Jauh, jauh di tempat yang terasa seperti kehidupan lain (alias Januari), beberapa ribu orang berkumpul, duduk dengan nyaman di Royal Opera House untuk menonton balet Onegin John Cranko. Apa yang tadinya malam biasa sekarang tampak luar biasa, untuk alasan yang jelas, tetapi bahkan kemudian itu luar biasa berkat kinerja sentral oleh Natalia Osipova sebagai pahlawan wanita Tatiana. Karakter Osipova begitu penuh dengan kekuatan emosional sehingga mereka mengubah tubuh dan tariannya setiap saat. Dia menaikkan volume dan membuat seluruh penonton duduk dan menonton.

Osipova mengambil Tatiana dari seorang gadis yang sangat dicintai, hampir dengan malu-malu melemparkan dirinya ke Onegin yang menyendiri Reece Clarke, menjadi seorang wanita pragmatis yang anggun, yang dewasa di depan mata kita. Tetapi dalam klimaks pas de deux yang mendebarkan, ketika Onegin kembali terlambat untuk menawarkan cintanya, Anda dapat melihat kebingungan besar menghantam tubuh Tatiana: dia melawan, dia menyerah, dia membeku dan menerkam, hormon merebak seolah-olah aroma Onegin merembes ke dalam dirinya. kesadaran dan mengirimnya kembali ke masa remajanya.

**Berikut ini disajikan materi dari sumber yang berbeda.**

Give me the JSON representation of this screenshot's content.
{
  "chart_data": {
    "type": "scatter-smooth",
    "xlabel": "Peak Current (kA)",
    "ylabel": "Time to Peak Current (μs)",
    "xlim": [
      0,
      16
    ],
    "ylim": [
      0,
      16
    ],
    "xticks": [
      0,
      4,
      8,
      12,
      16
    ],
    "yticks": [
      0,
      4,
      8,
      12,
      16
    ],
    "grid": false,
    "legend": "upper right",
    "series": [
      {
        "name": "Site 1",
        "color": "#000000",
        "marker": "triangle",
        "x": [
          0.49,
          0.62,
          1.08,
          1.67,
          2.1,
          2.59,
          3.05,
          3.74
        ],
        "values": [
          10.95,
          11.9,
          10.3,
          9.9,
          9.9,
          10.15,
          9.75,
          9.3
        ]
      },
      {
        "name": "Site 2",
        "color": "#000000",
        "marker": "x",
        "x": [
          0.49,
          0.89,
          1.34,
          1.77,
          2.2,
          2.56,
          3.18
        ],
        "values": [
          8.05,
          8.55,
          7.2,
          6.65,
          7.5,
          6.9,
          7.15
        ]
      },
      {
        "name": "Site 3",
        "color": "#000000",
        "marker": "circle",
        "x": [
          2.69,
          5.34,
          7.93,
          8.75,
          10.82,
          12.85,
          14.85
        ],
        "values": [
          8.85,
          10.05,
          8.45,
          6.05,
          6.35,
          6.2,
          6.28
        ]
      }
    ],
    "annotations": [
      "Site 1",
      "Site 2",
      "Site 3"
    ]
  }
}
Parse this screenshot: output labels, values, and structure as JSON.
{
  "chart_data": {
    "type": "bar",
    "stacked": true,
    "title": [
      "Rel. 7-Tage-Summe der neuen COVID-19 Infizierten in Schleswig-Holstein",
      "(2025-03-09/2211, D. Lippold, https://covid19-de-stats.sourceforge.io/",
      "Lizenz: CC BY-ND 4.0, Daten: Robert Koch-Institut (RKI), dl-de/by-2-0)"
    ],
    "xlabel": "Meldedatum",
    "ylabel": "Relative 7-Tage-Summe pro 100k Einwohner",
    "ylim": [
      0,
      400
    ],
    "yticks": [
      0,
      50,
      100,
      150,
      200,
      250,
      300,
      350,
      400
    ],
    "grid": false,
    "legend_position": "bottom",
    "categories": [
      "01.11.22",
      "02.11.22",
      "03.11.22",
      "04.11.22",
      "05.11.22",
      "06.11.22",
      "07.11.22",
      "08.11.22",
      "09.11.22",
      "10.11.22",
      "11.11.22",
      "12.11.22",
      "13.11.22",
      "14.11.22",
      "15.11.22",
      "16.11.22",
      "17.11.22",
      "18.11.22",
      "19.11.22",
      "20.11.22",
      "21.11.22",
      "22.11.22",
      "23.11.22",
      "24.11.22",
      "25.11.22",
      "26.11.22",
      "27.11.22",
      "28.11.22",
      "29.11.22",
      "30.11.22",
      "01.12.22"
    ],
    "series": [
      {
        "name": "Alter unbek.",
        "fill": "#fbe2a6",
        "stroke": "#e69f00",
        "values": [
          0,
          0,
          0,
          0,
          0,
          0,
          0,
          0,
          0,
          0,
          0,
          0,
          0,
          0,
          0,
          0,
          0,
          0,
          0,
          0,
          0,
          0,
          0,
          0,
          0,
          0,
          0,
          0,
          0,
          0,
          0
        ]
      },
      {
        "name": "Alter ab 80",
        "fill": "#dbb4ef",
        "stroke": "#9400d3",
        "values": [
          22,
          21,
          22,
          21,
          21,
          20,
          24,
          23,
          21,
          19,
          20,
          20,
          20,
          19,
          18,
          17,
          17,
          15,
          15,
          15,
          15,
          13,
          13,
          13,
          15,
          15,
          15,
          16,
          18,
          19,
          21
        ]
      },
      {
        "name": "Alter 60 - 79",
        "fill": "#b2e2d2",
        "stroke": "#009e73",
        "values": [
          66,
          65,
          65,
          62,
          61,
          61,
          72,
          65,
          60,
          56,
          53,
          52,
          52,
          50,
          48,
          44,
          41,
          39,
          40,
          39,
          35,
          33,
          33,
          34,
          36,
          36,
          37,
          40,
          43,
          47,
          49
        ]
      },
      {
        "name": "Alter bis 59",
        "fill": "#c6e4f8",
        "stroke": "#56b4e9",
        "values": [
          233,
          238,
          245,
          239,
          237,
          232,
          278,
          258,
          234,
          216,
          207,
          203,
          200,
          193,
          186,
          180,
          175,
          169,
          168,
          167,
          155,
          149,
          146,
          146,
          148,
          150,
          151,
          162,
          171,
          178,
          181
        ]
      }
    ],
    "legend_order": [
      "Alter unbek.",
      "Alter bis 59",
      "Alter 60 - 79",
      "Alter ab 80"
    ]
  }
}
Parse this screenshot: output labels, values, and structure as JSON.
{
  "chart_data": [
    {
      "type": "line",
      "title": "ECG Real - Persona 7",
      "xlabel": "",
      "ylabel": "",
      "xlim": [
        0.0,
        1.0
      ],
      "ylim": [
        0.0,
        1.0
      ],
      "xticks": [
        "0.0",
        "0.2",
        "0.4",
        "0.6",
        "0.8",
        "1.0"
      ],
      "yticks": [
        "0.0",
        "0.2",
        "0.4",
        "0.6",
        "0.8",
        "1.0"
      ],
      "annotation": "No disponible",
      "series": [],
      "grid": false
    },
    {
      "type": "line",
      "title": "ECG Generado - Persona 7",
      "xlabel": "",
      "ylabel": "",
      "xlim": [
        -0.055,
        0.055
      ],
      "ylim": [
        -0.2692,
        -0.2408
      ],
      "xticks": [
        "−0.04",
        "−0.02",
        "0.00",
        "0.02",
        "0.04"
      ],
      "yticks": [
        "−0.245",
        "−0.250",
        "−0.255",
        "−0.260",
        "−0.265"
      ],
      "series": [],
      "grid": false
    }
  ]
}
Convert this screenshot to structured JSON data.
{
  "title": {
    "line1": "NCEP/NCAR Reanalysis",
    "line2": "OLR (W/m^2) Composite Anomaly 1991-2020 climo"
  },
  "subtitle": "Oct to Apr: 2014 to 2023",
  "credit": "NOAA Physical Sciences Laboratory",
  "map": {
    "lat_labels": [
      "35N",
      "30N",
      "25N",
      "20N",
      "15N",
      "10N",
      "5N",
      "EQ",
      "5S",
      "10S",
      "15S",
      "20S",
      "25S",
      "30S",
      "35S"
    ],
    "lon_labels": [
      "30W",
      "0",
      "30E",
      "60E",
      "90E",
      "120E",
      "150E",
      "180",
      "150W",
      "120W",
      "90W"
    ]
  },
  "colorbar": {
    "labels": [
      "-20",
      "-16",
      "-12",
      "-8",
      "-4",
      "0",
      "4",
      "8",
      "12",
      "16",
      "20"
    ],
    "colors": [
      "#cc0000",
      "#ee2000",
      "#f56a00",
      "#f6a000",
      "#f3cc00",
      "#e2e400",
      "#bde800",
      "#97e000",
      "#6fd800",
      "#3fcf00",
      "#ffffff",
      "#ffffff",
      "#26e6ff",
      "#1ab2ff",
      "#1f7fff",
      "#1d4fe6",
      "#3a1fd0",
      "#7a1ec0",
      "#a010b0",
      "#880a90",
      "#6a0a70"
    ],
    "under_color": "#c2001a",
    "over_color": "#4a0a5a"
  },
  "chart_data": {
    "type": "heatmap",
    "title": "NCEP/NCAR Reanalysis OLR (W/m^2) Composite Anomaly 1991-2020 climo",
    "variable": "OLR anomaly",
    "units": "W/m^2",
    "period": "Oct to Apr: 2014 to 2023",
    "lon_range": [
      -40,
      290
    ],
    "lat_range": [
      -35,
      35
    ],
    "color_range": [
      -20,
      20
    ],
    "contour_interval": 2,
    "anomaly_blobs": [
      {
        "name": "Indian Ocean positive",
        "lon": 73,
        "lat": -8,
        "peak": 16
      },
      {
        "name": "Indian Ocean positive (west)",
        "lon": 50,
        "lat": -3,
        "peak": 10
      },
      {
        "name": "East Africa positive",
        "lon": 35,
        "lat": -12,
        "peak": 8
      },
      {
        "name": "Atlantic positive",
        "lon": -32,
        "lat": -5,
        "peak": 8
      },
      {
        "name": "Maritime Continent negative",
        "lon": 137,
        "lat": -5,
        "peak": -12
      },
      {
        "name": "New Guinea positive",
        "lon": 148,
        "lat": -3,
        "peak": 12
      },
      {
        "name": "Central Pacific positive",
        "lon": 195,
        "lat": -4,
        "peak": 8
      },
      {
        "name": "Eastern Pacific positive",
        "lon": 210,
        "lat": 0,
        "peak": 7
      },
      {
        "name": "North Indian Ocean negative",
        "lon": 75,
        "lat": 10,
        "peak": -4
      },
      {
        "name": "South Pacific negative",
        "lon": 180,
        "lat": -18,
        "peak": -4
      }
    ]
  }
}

Tidak diragukan lagi itu adalah pertunjukan Osipova, tetapi dia memiliki teman yang kuat yang mendukungnya, terutama Gary Avis sebagai suaminya yang menyayangi Pangeran Gremin, seorang pemain yang sangat ahli dalam membuat peran kecil berarti. Mereka membawakan balet berusia 50 tahun, berdasarkan buku berusia 200 tahun, hidup pada tahun 2020. Baca ulasan lengkapnya.